Allgemeine Beschreibung zeitvarianter Systeme
Inhaltsverzeichnis
# ÜBERBLICK ZUM ZWEITEN HAUPTKAPITEL #
Nach der Zeitvarianz wird nun der Begriff der Frequenzselektivität eingeführt und an Beispielen verdeutlicht, eine Kanaleigenschaft, die für die mobile Kommunikation ebenfalls von großer Bedeutung ist. Wie im gesamten Buch erfolgt die Beschreibung im äquivalenten Tiefpassbereich.
Im Einzelnen werden behandelt:
- der Unterschied zwischen zeitinvarianten und zeitvarianten Systemen,
- die zeitvariante Impulsantwort als wichtige Beschreibungsfunktion zeitvarianter Systeme,
- der Mehrwegeempfang als Ursache für frequenzselektives Verhalten,
- eine ausführliche Herleitung und Interpretation des GWSSUS–Kanalmodells,
- die Kenngrößen des GWSSUS–Modells: Kohärenzbandbreite, Korrelationsdauer, usw.
Weitere Informationen zum Thema sowie Aufgaben und Simulationen und Programmierübungen finden Sie im Versuch „Mobilfunkkanal” des Praktikums „Simulation digitaler Übertragungssysteme”. Diese (ehemalige) LNT-Lehrveranstaltung an der TU München basiert auf
- dem Windows–Programm MFK ⇒ Link verweist auf die ZIP-Version des Programms und
- der zugehörigen Praktikumsanleitung ⇒ Link verweist auf die PDF-Version (58 Seiten).
Übertragungsfunktion und Impulsantwort
Die Beschreibungsgrößen eines Nachrichtenübertragungssystems wurden bereits in den Kapiteln Systembeschreibung im Frequenzbereich bzw. Systembeschreibung im Zeitbereich des Buches „Lineare zeitvariante Systeme” eingeführt und eingehend diskutiert. Die wichtigsten Ergebnisse sollen hier nochmals kurz zusammengefasst werden.

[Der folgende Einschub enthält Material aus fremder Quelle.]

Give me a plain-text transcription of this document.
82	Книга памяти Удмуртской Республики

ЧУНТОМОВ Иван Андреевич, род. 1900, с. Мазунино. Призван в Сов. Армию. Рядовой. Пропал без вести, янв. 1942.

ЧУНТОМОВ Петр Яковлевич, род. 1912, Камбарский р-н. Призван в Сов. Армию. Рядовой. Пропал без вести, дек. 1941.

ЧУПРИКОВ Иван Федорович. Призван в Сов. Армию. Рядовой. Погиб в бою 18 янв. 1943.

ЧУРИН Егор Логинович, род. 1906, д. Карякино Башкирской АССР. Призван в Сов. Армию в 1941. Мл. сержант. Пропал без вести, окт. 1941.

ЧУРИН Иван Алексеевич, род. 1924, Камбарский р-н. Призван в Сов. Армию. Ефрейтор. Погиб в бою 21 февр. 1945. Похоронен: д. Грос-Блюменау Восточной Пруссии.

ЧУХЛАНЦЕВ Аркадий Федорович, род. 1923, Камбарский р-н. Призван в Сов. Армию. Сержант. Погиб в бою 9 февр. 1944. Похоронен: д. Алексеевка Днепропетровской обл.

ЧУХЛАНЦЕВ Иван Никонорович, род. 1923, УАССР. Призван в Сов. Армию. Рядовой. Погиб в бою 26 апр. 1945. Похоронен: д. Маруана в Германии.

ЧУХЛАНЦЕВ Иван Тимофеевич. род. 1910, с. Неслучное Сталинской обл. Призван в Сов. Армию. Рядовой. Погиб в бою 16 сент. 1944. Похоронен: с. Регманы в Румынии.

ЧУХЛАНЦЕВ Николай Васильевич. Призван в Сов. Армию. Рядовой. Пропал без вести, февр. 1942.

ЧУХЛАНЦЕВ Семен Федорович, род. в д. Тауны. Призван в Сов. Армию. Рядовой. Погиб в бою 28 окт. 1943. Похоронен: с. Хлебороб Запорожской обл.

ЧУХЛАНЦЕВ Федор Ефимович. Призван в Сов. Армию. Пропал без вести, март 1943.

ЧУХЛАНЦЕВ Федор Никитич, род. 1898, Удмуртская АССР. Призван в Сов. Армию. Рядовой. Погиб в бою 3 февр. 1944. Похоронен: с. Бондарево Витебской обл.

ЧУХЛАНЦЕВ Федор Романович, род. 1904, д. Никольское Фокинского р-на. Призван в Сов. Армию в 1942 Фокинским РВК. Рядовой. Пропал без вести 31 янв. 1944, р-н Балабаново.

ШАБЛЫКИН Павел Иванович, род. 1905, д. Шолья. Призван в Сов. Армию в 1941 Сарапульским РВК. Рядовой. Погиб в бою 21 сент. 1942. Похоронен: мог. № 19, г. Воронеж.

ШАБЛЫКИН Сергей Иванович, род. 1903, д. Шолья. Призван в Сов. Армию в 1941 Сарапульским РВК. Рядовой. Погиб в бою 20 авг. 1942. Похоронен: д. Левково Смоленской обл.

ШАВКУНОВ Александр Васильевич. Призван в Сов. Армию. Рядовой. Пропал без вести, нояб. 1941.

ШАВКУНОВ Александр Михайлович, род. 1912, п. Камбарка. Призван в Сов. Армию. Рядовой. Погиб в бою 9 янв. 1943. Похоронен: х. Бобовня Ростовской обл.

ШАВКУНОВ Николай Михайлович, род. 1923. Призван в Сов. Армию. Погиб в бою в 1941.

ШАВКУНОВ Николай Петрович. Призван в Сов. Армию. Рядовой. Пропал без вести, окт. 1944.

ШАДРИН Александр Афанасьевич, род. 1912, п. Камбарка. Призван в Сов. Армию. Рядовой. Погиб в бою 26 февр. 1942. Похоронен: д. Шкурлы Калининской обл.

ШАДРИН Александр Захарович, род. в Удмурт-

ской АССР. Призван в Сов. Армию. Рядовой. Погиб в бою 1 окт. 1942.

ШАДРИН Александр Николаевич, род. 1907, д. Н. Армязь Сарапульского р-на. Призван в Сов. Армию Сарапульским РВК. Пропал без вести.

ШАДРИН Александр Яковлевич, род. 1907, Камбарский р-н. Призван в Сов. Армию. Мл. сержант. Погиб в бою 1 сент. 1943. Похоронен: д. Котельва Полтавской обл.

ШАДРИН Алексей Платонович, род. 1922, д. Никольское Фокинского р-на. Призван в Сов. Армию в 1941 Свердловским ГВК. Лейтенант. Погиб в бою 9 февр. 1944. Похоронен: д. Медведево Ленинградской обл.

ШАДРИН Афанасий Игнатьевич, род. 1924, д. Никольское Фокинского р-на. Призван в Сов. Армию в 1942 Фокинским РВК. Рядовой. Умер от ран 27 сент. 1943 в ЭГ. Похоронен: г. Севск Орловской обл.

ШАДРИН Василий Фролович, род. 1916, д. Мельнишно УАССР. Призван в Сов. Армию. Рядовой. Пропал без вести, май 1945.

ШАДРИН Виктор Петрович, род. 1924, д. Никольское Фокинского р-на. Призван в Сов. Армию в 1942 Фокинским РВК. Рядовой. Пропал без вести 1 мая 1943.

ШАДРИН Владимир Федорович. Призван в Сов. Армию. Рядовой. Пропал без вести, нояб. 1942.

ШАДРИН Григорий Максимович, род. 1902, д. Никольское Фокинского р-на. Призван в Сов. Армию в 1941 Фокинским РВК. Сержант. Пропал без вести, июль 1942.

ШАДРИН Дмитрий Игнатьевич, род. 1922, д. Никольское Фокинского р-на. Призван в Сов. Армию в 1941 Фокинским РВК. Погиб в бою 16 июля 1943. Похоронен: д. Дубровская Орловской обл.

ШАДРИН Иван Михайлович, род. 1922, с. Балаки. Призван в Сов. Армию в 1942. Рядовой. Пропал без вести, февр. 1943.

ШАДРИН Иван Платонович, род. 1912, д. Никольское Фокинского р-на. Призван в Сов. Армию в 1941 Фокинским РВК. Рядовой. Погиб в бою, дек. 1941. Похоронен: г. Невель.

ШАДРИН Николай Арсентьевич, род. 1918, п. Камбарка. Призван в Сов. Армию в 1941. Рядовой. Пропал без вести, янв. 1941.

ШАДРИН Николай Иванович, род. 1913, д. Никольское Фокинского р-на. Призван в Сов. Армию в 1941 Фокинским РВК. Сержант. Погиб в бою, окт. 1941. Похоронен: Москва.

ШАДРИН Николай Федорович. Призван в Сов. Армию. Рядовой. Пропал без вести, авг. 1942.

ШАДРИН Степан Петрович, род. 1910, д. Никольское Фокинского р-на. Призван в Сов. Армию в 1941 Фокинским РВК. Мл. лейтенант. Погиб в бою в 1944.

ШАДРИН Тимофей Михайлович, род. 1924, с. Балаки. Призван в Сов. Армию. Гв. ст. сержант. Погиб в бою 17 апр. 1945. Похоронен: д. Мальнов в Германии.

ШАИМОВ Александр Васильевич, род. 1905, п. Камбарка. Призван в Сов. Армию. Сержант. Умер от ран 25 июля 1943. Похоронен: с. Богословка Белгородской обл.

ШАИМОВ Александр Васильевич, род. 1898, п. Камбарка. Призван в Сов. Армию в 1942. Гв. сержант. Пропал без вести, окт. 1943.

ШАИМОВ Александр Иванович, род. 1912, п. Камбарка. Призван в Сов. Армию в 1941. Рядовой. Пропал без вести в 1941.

Vorausgesetzt wird zunächst ein lineares und zeitinvariantes System ⇒ LZI–System mit dem Signal $s(t)$ am Eingang und dem Ausgangssignal $r(t)$. Der Einfachheit halber seien $s(t)$ und $r(t)$ reell. Dann gilt:
- Das System lässt sich vollständig durch die Übertragungsfunktion $H(f)$ charakterisieren. Man bezeichnet $H(f)$ auch als den Frequenzgang. Definitionsgemäß gilt $H(f) = R(f)/S(f)$.
- Ebenso ist das System durch die Impulsantwort $h(t)$ als die Fourierrücktransformierte von $H(f)$ vollständig gekennzeichnet. Das Ausgangssignal ergibt sich aus der Faltung:
- \[r(t) = s(t) \star h(t) \hspace{0.4cm} {\rm mit} \hspace{0.4cm} h(t) \hspace{0.2cm} \circ\!\!-\!\!\!-\!\!\!-\!\!\bullet \hspace{0.2cm} H(f) \hspace{0.05cm}.\]
Um die durch $H(f)$ bzw. $h(t)$ entstehenden linearen Verzerrungen zu erkennen, eignen sich die folgenden Eingangssignale:
- ein Diracimpuls: $s(t) = \delta(t)$ ⇒ $r(t) = h(t)$ ⇒ Impulsantwort,
- eine Sprungfunktion: $s(t) = \gamma(t)$ ⇒ $r(t) = \gamma(t) \star h(t)$ ⇒ Sprungantwort,
- ein Diracpuls: $s(t) = p_\delta(t)$ ⇒ $r(t) = p_\delta(t) \star h(t)$ ⇒ Pulsantwort.
Dagegen ist ein Gleichsignal $s(t) = A$ nicht geeignet, die Frequenzabhängigkeit des LZI–Systems sichtbar werden zu lassen. Bei einem Tiefpass–System wäre dann das Ausgangssignal unabhängig von $H(f)$ stets konstant: $r(t) = A \cdot H(f= 0)$.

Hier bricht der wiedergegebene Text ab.